Betazellen der Bauchspeicheldrüse produzieren Insulin, das benötigt wird, um Zucker aus dem Blut in die Zellen zu transportieren, wo es zur Energiegewinnung genutzt wird. Bei Menschen mit Typ-1-Diabetes kann die Bauchspeicheldrüse nicht genügend Insulin produzieren, um den Zucker effektiv aus dem Blut in die Zellen zu transportieren, was zu einer Zuckeransammlung im Blut führt. 

Im Gegensatz zu Typ-2-Diabetes, der durch Übergewicht oder Bewegungsmangel verursacht werden kann, ist Typ-1-Diabetes genetisch bedingt und wird nicht durch diese Lebensstilfaktoren verursacht. 

Typ-1-Diabetes ist seltener als Typ-2-Diabetes, und nur 5 bis 10 % der Diabetiker haben Typ-1-Diabetes. 

Symptome von Typ-1-Diabetes

Einige Anzeichen von Typ-1-Diabetes können bei jedem auftreten, unabhängig von Alter und Geschlecht, während andere sich auf die Funktion und Gesundheit der Geschlechtsorgane beziehen und nur reproduktiv reife Menschen betreffen. 

Allgemeine Symptome 

Die allgemeinen Symptome von Typ-1-Diabetes können sowohl bei Kindern als auch bei Erwachsenen, ob männlich oder weiblich, auftreten. Zu diesen Symptomen gehören:

  • Trockene Haut

  • Verschwommene Sicht

  • Erhöhter Durst

  • Vermehrtes Wasserlassen

  • Unerklärlicher Gewichtsverlust

  • Ermüdung

  • Erhöhter Hunger

  • Taubheitsgefühl oder Kribbeln in Händen und Füßen

  • Wunden, die nicht heilen

Zusätzliche Symptome treten nur bei Männern auf

Männer mit Diabetes entwickeln häufiger eine erektile Dysfunktion (ED) als Männer, bei denen dies nicht der Fall ist. Bei Männern mit Diabetes ist die Wahrscheinlichkeit einer ED auch in jüngerem Alter höher als bei Männern ohne Diabetes.

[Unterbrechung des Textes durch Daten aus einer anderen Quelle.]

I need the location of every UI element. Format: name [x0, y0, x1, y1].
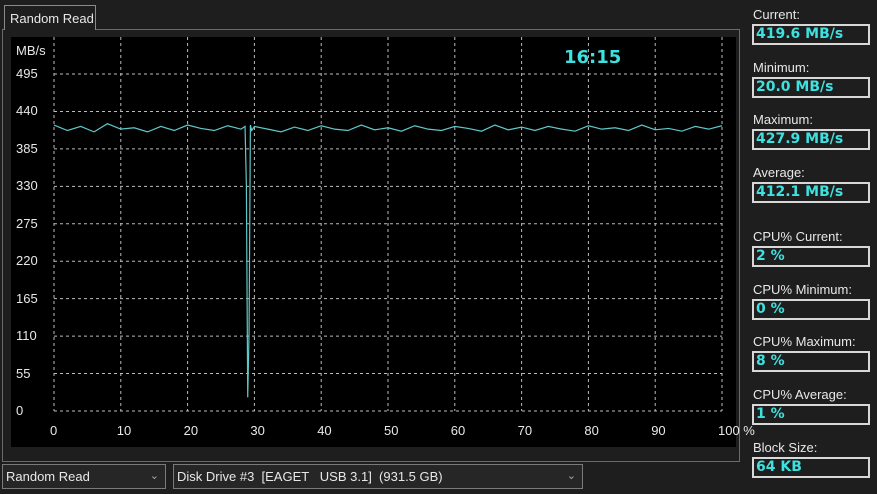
x-tick-label: 50 [384, 423, 399, 438]
drive-select[interactable]: Disk Drive #3 [EAGET USB 3.1] (931.5 GB)… [173, 464, 583, 489]
y-tick-label: 165 [16, 290, 38, 306]
y-tick-label: 330 [16, 178, 38, 194]
y-tick-label: 440 [16, 103, 38, 119]
x-tick-label: 40 [317, 423, 332, 438]
chart-plot-area [11, 37, 736, 447]
stat-label: Current: [753, 7, 800, 22]
x-tick-label: 0 [50, 423, 58, 438]
chevron-down-icon: ⌄ [566, 470, 576, 482]
stat-label: CPU% Maximum: [753, 334, 856, 349]
x-tick-label: 30 [250, 423, 265, 438]
stat-label: CPU% Average: [753, 387, 847, 402]
y-tick-label: 275 [16, 215, 38, 231]
x-tick-label: 20 [183, 423, 199, 438]
x-tick-label: 100 % [718, 423, 755, 438]
stat-value: 0 % [752, 299, 870, 320]
stat-label: Maximum: [753, 112, 813, 127]
stat-value: 64 KB [752, 457, 870, 478]
y-tick-label: 220 [16, 253, 38, 269]
stat-label: CPU% Current: [753, 229, 843, 244]
chart-panel [2, 29, 740, 462]
stat-value: 1 % [752, 404, 870, 425]
x-tick-label: 10 [116, 423, 132, 438]
stat-value: 419.6 MB/s [752, 24, 870, 45]
test-type-select[interactable]: Random Read ⌄ [2, 464, 166, 489]
tab-random-read[interactable]: Random Read [4, 5, 96, 30]
stat-value: 8 % [752, 351, 870, 372]
chevron-down-icon: ⌄ [149, 470, 159, 482]
stat-value: 2 % [752, 246, 870, 267]
x-tick-label: 70 [517, 423, 533, 438]
stat-value: 427.9 MB/s [752, 129, 870, 150]
stat-value: 20.0 MB/s [752, 77, 870, 98]
y-tick-label: 110 [16, 328, 37, 344]
stat-label: Block Size: [753, 440, 818, 455]
stat-label: CPU% Minimum: [753, 282, 852, 297]
y-tick-label: 495 [16, 66, 38, 81]
x-tick-label: 80 [584, 423, 599, 438]
stat-label: Minimum: [753, 60, 810, 75]
y-tick-label: 0 [16, 403, 24, 418]
y-tick-label: 385 [16, 140, 38, 156]
test-type-value: Random Read [6, 469, 90, 484]
stat-value: 412.1 MB/s [752, 182, 870, 203]
elapsed-time: 16:15 [564, 47, 622, 68]
x-tick-label: 90 [651, 423, 666, 438]
throughput-chart [53, 37, 723, 412]
x-tick-label: 60 [450, 423, 466, 438]
drive-value: Disk Drive #3 [EAGET USB 3.1] (931.5 GB) [177, 469, 443, 484]
y-tick-label: 55 [16, 365, 31, 381]
y-axis-label: MB/s [16, 43, 46, 58]
stat-label: Average: [753, 165, 805, 180]
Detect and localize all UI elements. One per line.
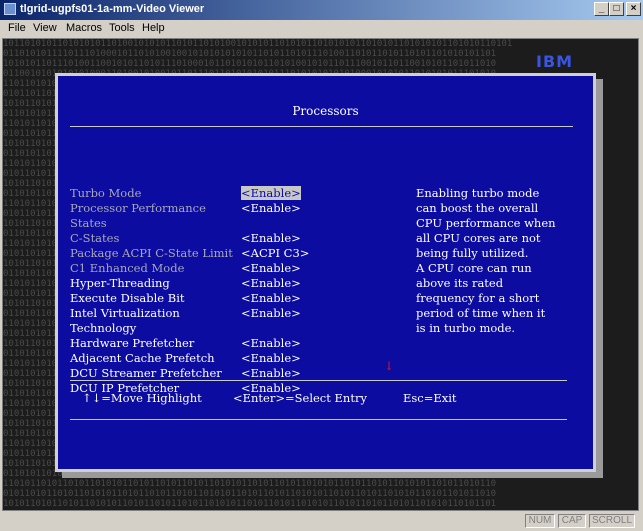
setting-label: Execute Disable Bit <box>70 291 185 305</box>
divider-footer-top <box>70 380 567 381</box>
footer-exit-hint: Esc=Exit <box>403 391 457 405</box>
setting-value[interactable]: <Enable> <box>241 231 301 245</box>
menu-macros[interactable]: Macros <box>66 22 102 34</box>
menu-bar: File View Macros Tools Help <box>0 20 643 37</box>
setting-value[interactable]: <Enable> <box>241 306 301 320</box>
help-line: is in turbo mode. <box>416 321 516 335</box>
setting-label: Technology <box>70 321 137 335</box>
divider-top <box>70 126 573 127</box>
setting-value[interactable]: <ACPI C3> <box>241 246 309 260</box>
page-title: Processors <box>292 104 359 118</box>
bios-setup-panel: Processors Turbo Mode <Enable> Processor P… <box>55 73 596 472</box>
scroll-lock-indicator: SCROLL <box>589 514 635 528</box>
help-line: frequency for a short <box>416 291 540 305</box>
app-icon <box>4 3 16 15</box>
help-line: all CPU cores are not <box>416 231 541 245</box>
num-lock-indicator: NUM <box>525 514 555 528</box>
setting-label: Hardware Prefetcher <box>70 336 195 350</box>
footer-select-hint: <Enter>=Select Entry <box>233 391 367 405</box>
help-line: can boost the overall <box>416 201 539 215</box>
menu-view[interactable]: View <box>33 22 57 34</box>
setting-value[interactable]: <Enable> <box>241 291 301 305</box>
setting-value[interactable]: <Enable> <box>241 186 301 200</box>
help-line: CPU performance when <box>416 216 556 230</box>
help-line: Enabling turbo mode <box>416 186 540 200</box>
setting-value[interactable]: <Enable> <box>241 366 301 380</box>
setting-label: Adjacent Cache Prefetch <box>70 351 215 365</box>
divider-footer-bottom <box>70 419 567 420</box>
binary-background-line: 1101011010110101101010110101101011010110… <box>3 479 497 489</box>
setting-label: Turbo Mode <box>70 186 142 200</box>
binary-background-line: 1010110101101011010101101011010110101101… <box>3 499 497 509</box>
setting-value[interactable]: <Enable> <box>241 201 301 215</box>
video-viewer[interactable]: 1011010101101010101101001010101101011010… <box>2 38 639 511</box>
window-title: tlgrid-ugpfs01-1a-mm-Video Viewer <box>20 3 205 15</box>
status-bar: NUM CAP SCROLL <box>0 512 643 531</box>
minimize-button[interactable]: _ <box>594 2 609 16</box>
setting-label: States <box>70 216 107 230</box>
help-text: Enabling turbo mode can boost the overal… <box>416 186 566 336</box>
help-line: above its rated <box>416 276 504 290</box>
binary-background-line: 0101101011010110101011010110101101011010… <box>3 489 497 499</box>
setting-label: Intel Virtualization <box>70 306 180 320</box>
setting-value[interactable]: <Enable> <box>241 351 301 365</box>
menu-file[interactable]: File <box>8 22 26 34</box>
setting-value[interactable]: <Enable> <box>241 276 301 290</box>
ibm-logo: IBM <box>536 52 574 71</box>
setting-label: DCU Streamer Prefetcher <box>70 366 222 380</box>
help-line: period of time when it <box>416 306 546 320</box>
setting-value[interactable]: <Enable> <box>241 336 301 350</box>
setting-label: C1 Enhanced Mode <box>70 261 185 275</box>
setting-label: Processor Performance <box>70 201 206 215</box>
menu-help[interactable]: Help <box>142 22 165 34</box>
setting-label: C-States <box>70 231 120 245</box>
setting-label: Hyper-Threading <box>70 276 170 290</box>
caps-lock-indicator: CAP <box>558 514 586 528</box>
setting-value[interactable]: <Enable> <box>241 261 301 275</box>
footer-move-hint: ↑↓=Move Highlight <box>82 391 202 405</box>
maximize-button[interactable]: □ <box>609 2 624 16</box>
window-title-bar[interactable]: tlgrid-ugpfs01-1a-mm-Video Viewer _ □ × <box>0 0 643 20</box>
scroll-down-indicator-icon: ↓ <box>384 359 395 373</box>
binary-background-line: 1011010101101010101101001010101101011010… <box>3 39 513 49</box>
help-line: being fully utilized. <box>416 246 529 260</box>
help-line: A CPU core can run <box>416 261 532 275</box>
close-button[interactable]: × <box>626 2 641 16</box>
menu-tools[interactable]: Tools <box>109 22 135 34</box>
setting-label: Package ACPI C-State Limit <box>70 246 233 260</box>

Verschiedene Studien² haben zu unterschiedlichen Ergebnissen geführt, aber es wird geschätzt, dass zwischen 20 % und 85 % der Männer mit Diabetes an ED leiden, wobei viele Studien bei 60 % bis 80 % landen. Die geschätzte Prävalenz in der Allgemeinbevölkerung liegt zwischen 16 % und 25 %.

Erektionsstörungen können durch Nervenschäden oder Durchblutungsstörungen aufgrund von Diabetes verursacht werden. Die richtige Behandlung von Diabetes kann zur Vorbeugung und Behandlung von ED beitragen. 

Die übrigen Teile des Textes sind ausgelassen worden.